The Company is committed to high standards of corporate governance. Although the Company, as an AIM quoted Company, is not required to comply with the Revised Combined Code (“The Code”) on Corporate Governance, the Directors support high standards of corporate governance and, in so far as is practical given the Company’s size, have implemented the following corporate governance provisions.
All the Directors bring independent judgement to bear on issues affecting the and all have full and timely access to information necessary to enable them to discharge their duties. The Directors have a wide and varying array of experience in the industry.
All Directors receive full Board papers in sufficient time before Board meetings, and any further supporting papers and information are readily available to all Directors on request.
The Non-Executive Directors are independent of management and have no material relationship with the Company.
The Directors' primary responsibilities are to preserve and enhance long-term shareholder value and to ensure that the Company can meet its obligations on an on-going basis and that it continues to operate in a reliable and safe manner. The stewardship of the Company involves the Directors in strategic planning, key investment decisions, risk management and mitigation, senior management determination and assessment, communication planning and internal control integrity.
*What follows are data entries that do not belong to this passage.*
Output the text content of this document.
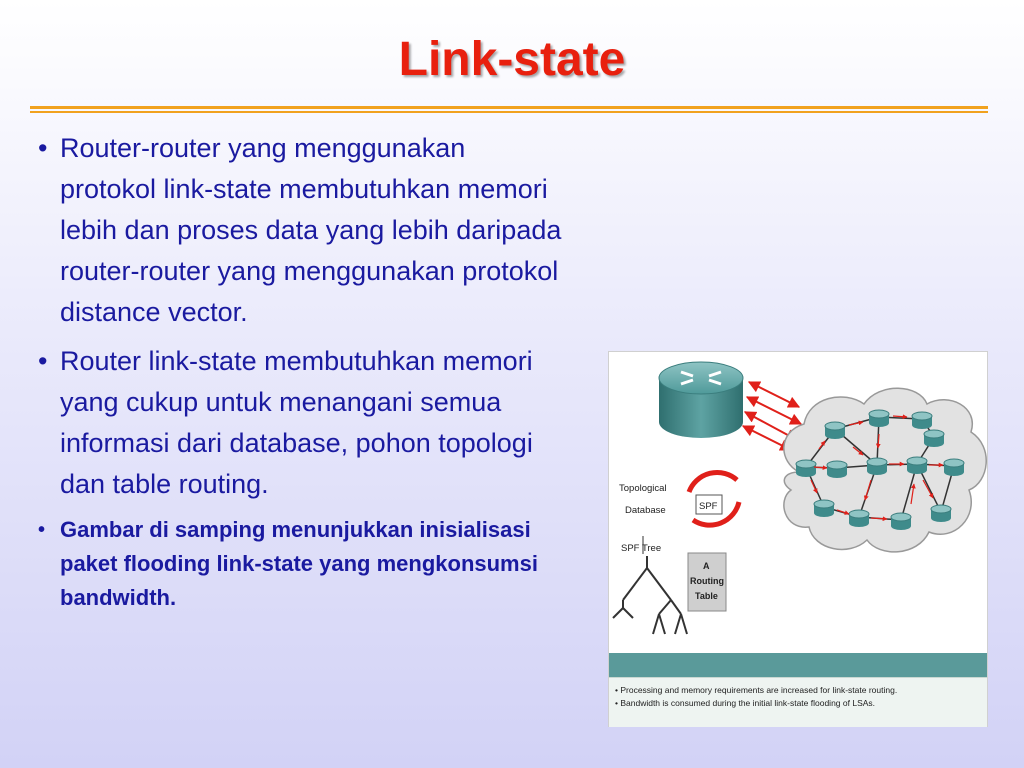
Link-state
• Router-router yang menggunakan protokol link-state membutuhkan memori lebih dan proses data yang lebih daripada router-router yang menggunakan protokol distance vector.
• Router link-state membutuhkan memori yang cukup untuk menangani semua informasi dari database, pohon topologi dan table routing.
• Gambar di samping menunjukkan inisialisasi paket flooding link-state yang mengkonsumsi bandwidth.
Topological
Database	SPF
SPF Tree
A
Routing
Table
• Processing and memory requirements are increased for link-state routing.
• Bandwidth is consumed during the initial link-state flooding of LSAs.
Management are responsible for the day to day operational affairs and decisions in accordance with the strategy, direction and business standards set by the Directors. Management reports to the Directors on a formal basis at least four times a year and there is frequent informal contact between the management and the Directors. The Directors will comply with the principles of the Combined Code in so far as is practicable and commensurate with the size of the Company, the stage of its development and the interests of Shareholders.
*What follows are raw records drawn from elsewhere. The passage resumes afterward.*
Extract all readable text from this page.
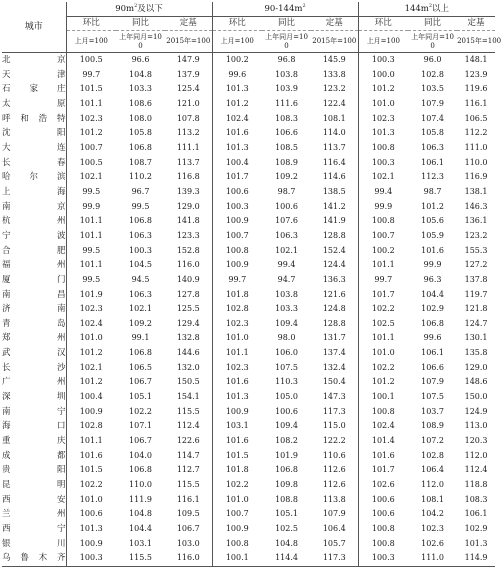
城市	$90m^2$及以下			$90-144m^2$			$144m^2$以上		
	环比	同比	定基	环比	同比	定基	环比	同比	定基
	上月=100	上年同月=100	2015年=100	上月=100	上年同月=100	2015年=100	上月=100	上年同月=100	2015年=100
北京	100.5	96.6	147.9	100.2	96.8	145.9	100.3	96.0	148.1
天津	99.7	104.8	137.9	99.6	103.8	133.8	100.0	102.8	123.9
石家庄	101.5	103.3	125.4	101.3	103.9	123.2	101.2	103.5	119.6
太原	101.1	108.6	121.0	101.2	111.6	122.4	101.0	107.9	116.1
呼和浩特	102.3	108.0	107.8	102.4	108.3	108.1	102.3	107.4	106.5
沈阳	101.2	105.8	113.2	101.6	106.6	114.0	101.3	105.8	112.2
大连	100.7	106.8	111.1	101.3	108.5	113.7	100.8	106.3	111.0
长春	100.5	108.7	113.7	100.4	108.9	116.4	100.3	106.1	110.0
哈尔滨	102.1	110.2	116.8	101.7	109.2	114.6	102.1	112.3	116.9
上海	99.5	96.7	139.3	100.6	98.7	138.5	99.4	98.7	138.1
南京	99.9	99.5	129.0	100.3	100.6	141.2	99.9	101.2	146.3
杭州	101.1	106.8	141.8	100.9	107.6	141.9	100.8	105.6	136.1
宁波	101.1	106.3	123.3	100.7	106.3	128.8	100.7	105.9	123.2
合肥	99.5	100.3	152.8	100.8	102.1	152.4	100.2	101.6	155.3
福州	101.1	104.5	116.0	100.9	99.4	124.4	101.1	99.9	127.2
厦门	99.5	94.5	140.9	99.7	94.7	136.3	99.7	96.3	137.8
南昌	101.9	106.3	127.8	101.8	103.8	121.6	101.7	104.4	119.7
济南	102.3	102.1	125.5	102.8	103.3	124.8	102.2	102.9	121.8
青岛	102.4	109.2	129.4	102.3	109.4	128.8	102.5	106.8	124.7
郑州	101.0	99.1	132.8	101.0	98.0	131.7	101.1	99.6	130.1
武汉	101.2	106.8	144.6	101.1	106.0	137.4	101.0	106.1	135.8
长沙	102.1	106.5	132.0	102.3	107.5	132.4	102.2	106.6	129.0
广州	101.2	106.7	150.5	101.6	110.3	150.4	101.2	107.9	148.6
深圳	100.4	105.1	154.1	101.3	105.0	147.3	100.1	107.5	150.0
南宁	100.9	102.2	115.5	100.9	100.6	117.3	100.8	103.7	124.9
海口	102.8	107.1	112.4	103.1	109.4	115.0	102.4	108.9	113.0
重庆	101.1	106.7	122.6	101.6	108.2	122.2	101.4	107.2	120.3
成都	101.6	104.0	114.7	101.5	101.9	110.6	101.6	102.8	112.0
贵阳	101.5	106.8	112.7	101.8	106.8	112.6	101.7	106.4	112.4
昆明	102.2	110.0	115.5	102.2	109.8	112.6	102.6	112.0	118.8
西安	101.0	111.9	116.1	101.0	108.8	113.8	100.6	108.1	108.3
兰州	100.6	104.8	109.5	100.7	105.1	107.9	100.6	104.2	106.1
西宁	101.3	104.4	106.7	100.9	102.5	106.4	100.8	102.3	102.9
银川	100.9	103.1	103.0	100.8	104.8	105.7	100.8	102.6	101.3
乌鲁木齐	100.3	115.5	116.0	100.1	114.4	117.3	100.3	111.0	114.9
The Directors will take all necessary steps to ensure compliance by the Directors and applicable employees with Rule 21 of the AIM Rules for Companies. The Group has adopted a share dealing code which is on the same terms as the Model Code on share dealings set out in the Listing Rules made under Section 73A of FSMA 2000 as in force as at the date hereof and this share dealing code applies to the Directors and all relevant employees of the Group.
The Directors currently have in place three committees of Directors – an Audit Committee, a Remuneration Committee and a Nominations Committee, each of which operates within written terms of reference approved by the Directors. Brief details of each committee are set out below.
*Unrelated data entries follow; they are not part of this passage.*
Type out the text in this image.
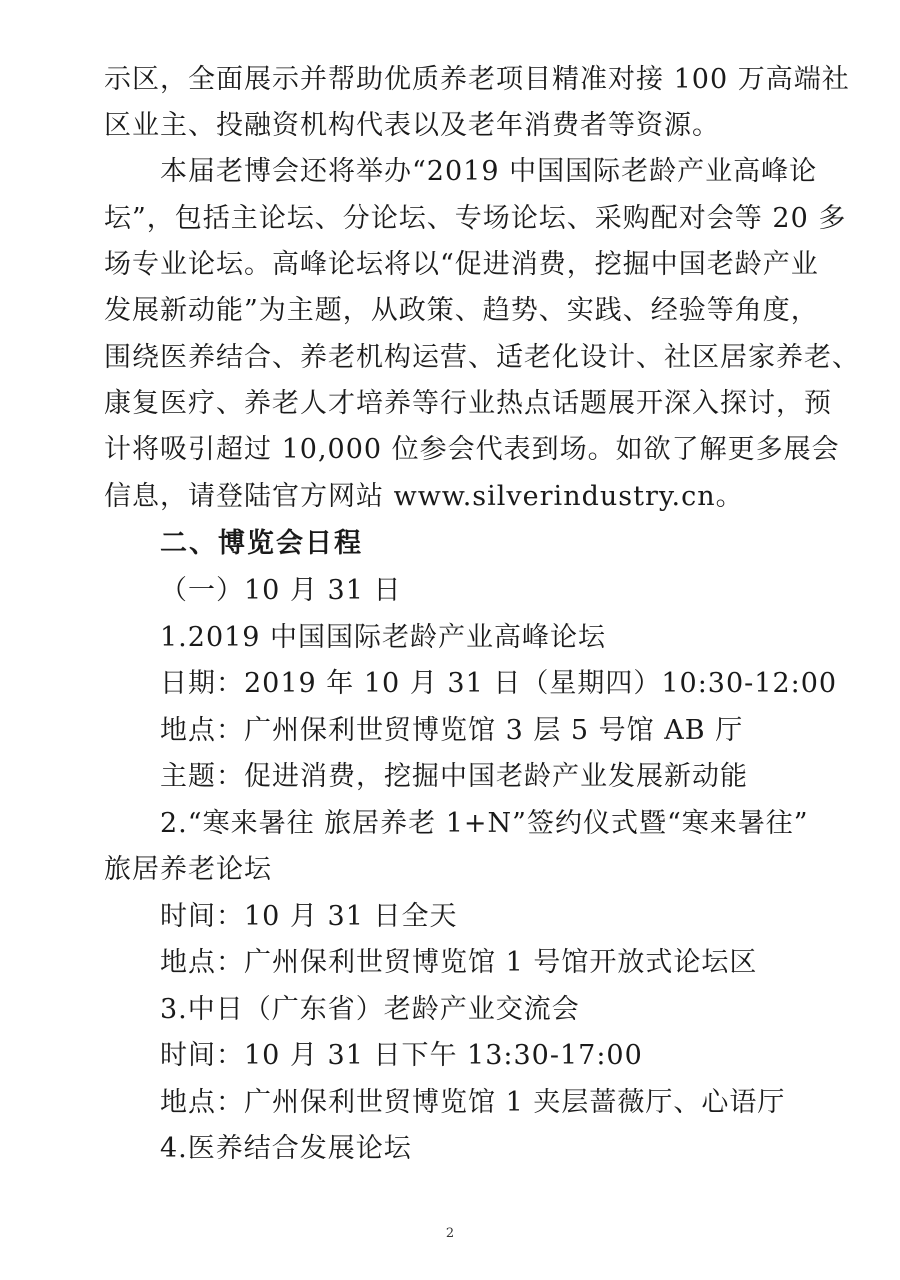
示区，全面展示并帮助优质养老项目精准对接 100 万高端社
区业主、投融资机构代表以及老年消费者等资源。
本届老博会还将举办“2019 中国国际老龄产业高峰论
坛”，包括主论坛、分论坛、专场论坛、采购配对会等 20 多
场专业论坛。高峰论坛将以“促进消费，挖掘中国老龄产业
发展新动能”为主题，从政策、趋势、实践、经验等角度，
围绕医养结合、养老机构运营、适老化设计、社区居家养老、
康复医疗、养老人才培养等行业热点话题展开深入探讨，预
计将吸引超过 10,000 位参会代表到场。如欲了解更多展会
信息，请登陆官方网站 www.silverindustry.cn。
二、博览会日程
（一）10 月 31 日
1.2019 中国国际老龄产业高峰论坛
日期：2019 年 10 月 31 日（星期四）10:30-12:00
地点：广州保利世贸博览馆 3 层 5 号馆 AB 厅
主题：促进消费，挖掘中国老龄产业发展新动能
2.“寒来暑往 旅居养老 1+N”签约仪式暨“寒来暑往”
旅居养老论坛
时间：10 月 31 日全天
地点：广州保利世贸博览馆 1 号馆开放式论坛区
3.中日（广东省）老龄产业交流会
时间：10 月 31 日下午 13:30-17:00
地点：广州保利世贸博览馆 1 夹层蔷薇厅、心语厅
4.医养结合发展论坛
2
The Audit Committee's mandate includes, among other duties and responsibilities: monitoring the financial reporting process and systems of internal control; monitoring the independence and performance of the external auditors; and, reviewing internal and year-end financial statements and other legal and regulatory filings for approval by the Board of Directors.
The committee comprises: Nigel Burton (Chairman), Trevor Brown and John Zorbas.
The Remuneration Committee's mandate is to set the over-arching principles, parameters and governance framework of the Company’s remuneration policy and the remuneration of Senior Executives.
The committee comprises: Trevor Brown (Chairman), John Zorbas and Nigel Burton.
The Nominations Committee's mandate is to review the structure, size and composition of the Board and its Committees, and to review succession planning for Board and Senior Management.
The committee comprises: John Zorbas (Chairman), Nigel Burton and Trevor Brown.